Two industry groups sue CFPB over payday lending rule News
Two industry groups sue CFPB over payday lending rule

The Community Financial Services Association of America (CFSA) and Consumer Service Alliance of Texas (CSAT) [advocacy websites] filed a lawsuit [complaint, PDF] Wednesday in the US District Court for the Western District of Texas, alleging the Consumer Financial Protection Bureau’s (CFPB) [official websites] final rule on “Payday, Vehicle Titles, and Certain high-Cost Installment Loans” is unconstitutional and violates the Administrative Procedure Act (APA) [materials] and Dodd-Frank Act.

Specifically, the complaint argues that the final rule [text, PDF] violates the Separation of Powers clause and Non-Delegation doctrine to unconstitutionally regulate payday lending activity. Further, the industry groups alleged that the CFPB engaged in arbitrary and capricious rulemaking, took action in excess of its statutory authority, failed to observe legal procedures, and created a defective cost-benefit analysis.

In essence, the rule sets forth an ability-to-repay requirement, which limits persons eligible for short-term loans known as “payday loans” or “payday advances”. The lawsuit challenges the CFPB’s basis for limiting credit availability.

The Final Rule rests on unfounded presumptions of harm and misperceptions about consumer behavior, and was motivated by a deeply paternalistic view that consumers cannot be trusted with the freedom to make their own financial decisions.
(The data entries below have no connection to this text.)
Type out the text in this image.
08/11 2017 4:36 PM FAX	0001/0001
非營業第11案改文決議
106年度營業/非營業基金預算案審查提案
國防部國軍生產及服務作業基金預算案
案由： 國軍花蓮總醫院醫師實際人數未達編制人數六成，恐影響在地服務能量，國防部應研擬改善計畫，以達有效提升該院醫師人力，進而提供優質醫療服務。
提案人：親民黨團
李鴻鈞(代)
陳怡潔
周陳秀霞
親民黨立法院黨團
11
In fact, the Bureau ignored and attempted to discount the available research showing that short-term, small-dollar loans result in improved financial conditions, not harm, because in many cases they are better than the alternative options available to consumers. By effectively eliminating a critical form of credit for millions of borrowers who are in dire need of it, the Final Rule severely injures the very consumers the Bureau is charged with protecting.

CFSA issued a statement [text] concerning CFPB’s unlawful rulemaking process, saying: “The CFPB’s rulemaking process rested on numerous erroneous presumptions and assumptions about consumer harm that have been unsupported by substantial evidence. Most remarkably, the Bureau simply equated the very use of small-dollar loans with unavoidable, substantial injury to consumers.”

CFPB published the final rule last October, setting forth unfair, deceptive, and abusive acts and practices in issuing these payday loans. These provisions are at the heart of CFSA and CSAT’s challenge.